Distortion is replaced by clean tones, electric guitars are replaced by pianos, pounding drums give way to quirky time changes; the tempos are much slower as well, with most of the punk influence being replaced with a very English art-pop sensibility. Think early Roxy Music, Electric Light Orchestra, and some of the Jam’s later slower material. Much of the Futureheads’ focus on unique vocal arrangements and charmingly English harmonies fortunately remains intact though. In fact, the melody to “Pieces” could easily be a song from his old band, if you completely rearranged the instrumentation. “It’s Not the Only Way to Feel Happy”–with its moody sliding bassline, tinkling xylophone touches, Oriental cymbal splashes–is a gorgeous slice of art-pop that evokes the same slow-boil mood of “Danger of the Water,” from the Heads’ debut. Meanwhile, “You’re So Pretty” has the kind of bouncy, soaring vocal layers that the Beach Boys made their career on.

Not all the songs are as fantastic as these few though, and the second half of the album bleeds together, with little to distinguish the songs from the others around them. An uptick in tempo here or there, or maybe a little of the punk energy from Brewis’ old band would break things up a bit, but the album just keeps chugging along at midtempo. Sometimes you can have too much piano and undistorted guitar. Even when the songwriting is generic though, the songs are packed with the kind of sonic details you won’t catch unless you listen on headphone. The first song drops in all kinds of odd extraneous percussion instruments, used more for texture than actual rhythm, bouncing between the right and left channels.

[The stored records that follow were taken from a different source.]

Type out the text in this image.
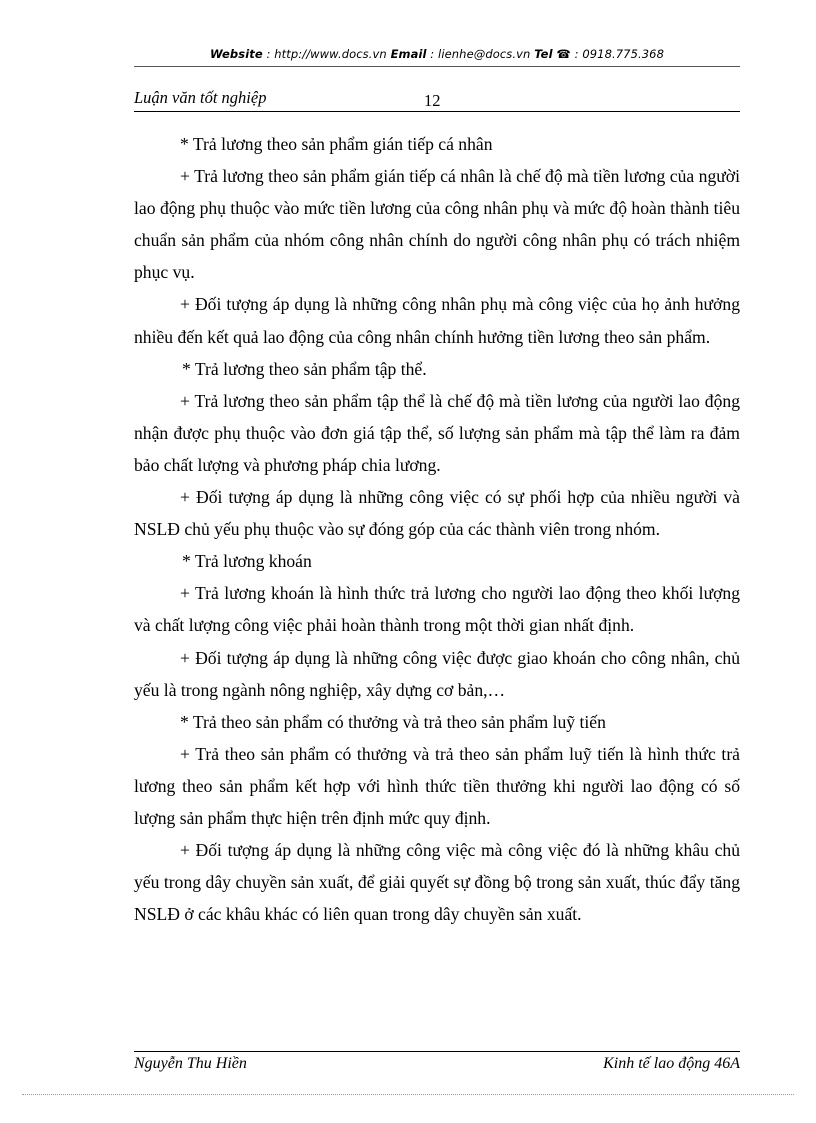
Website : http://www.docs.vn Email : lienhe@docs.vn Tel ☎ : 0918.775.368
Luận văn tốt nghiệp	12

* Trả lương theo sản phẩm gián tiếp cá nhân

+ Trả lương theo sản phẩm gián tiếp cá nhân là chế độ mà tiền lương của người lao động phụ thuộc vào mức tiền lương của công nhân phụ và mức độ hoàn thành tiêu chuẩn sản phẩm của nhóm công nhân chính do người công nhân phụ có trách nhiệm phục vụ.

+ Đối tượng áp dụng là những công nhân phụ mà công việc của họ ảnh hưởng nhiều đến kết quả lao động của công nhân chính hưởng tiền lương theo sản phẩm.

* Trả lương theo sản phẩm tập thể.

+ Trả lương theo sản phẩm tập thể là chế độ mà tiền lương của người lao động nhận được phụ thuộc vào đơn giá tập thể, số lượng sản phẩm mà tập thể làm ra đảm bảo chất lượng và phương pháp chia lương.

+ Đối tượng áp dụng là những công việc có sự phối hợp của nhiều người và NSLĐ chủ yếu phụ thuộc vào sự đóng góp của các thành viên trong nhóm.

* Trả lương khoán

+ Trả lương khoán là hình thức trả lương cho người lao động theo khối lượng và chất lượng công việc phải hoàn thành trong một thời gian nhất định.

+ Đối tượng áp dụng là những công việc được giao khoán cho công nhân, chủ yếu là trong ngành nông nghiệp, xây dựng cơ bản,…

* Trả theo sản phẩm có thưởng và trả theo sản phẩm luỹ tiến

+ Trả theo sản phẩm có thưởng và trả theo sản phẩm luỹ tiến là hình thức trả lương theo sản phẩm kết hợp với hình thức tiền thưởng khi người lao động có số lượng sản phẩm thực hiện trên định mức quy định.

+ Đối tượng áp dụng là những công việc mà công việc đó là những khâu chủ yếu trong dây chuyền sản xuất, để giải quyết sự đồng bộ trong sản xuất, thúc đẩy tăng NSLĐ ở các khâu khác có liên quan trong dây chuyền sản xuất.

Nguyễn Thu Hiền	Kinh tế lao động 46A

If Field Music veer a little to close to XTC at times, occasionally getting lost in their own maze of quirkiness, then at least Brewis isn’t obsessed with recreating past accomplishments. If the uniformly slow tempos occasionally make the songs blend together, particularly in its latter half, then at least Field Music doesn’t feel the obligatory, and sometimes unnecessary and boring, need to ‘rock out,’ unlike most rock bands. If they sound too damn English, well maybe you’re too American. If it doesn’t always succeed on every level, Brewis’ new band is at least an interesting recasting of an already interesting aesthetic that he helped to create.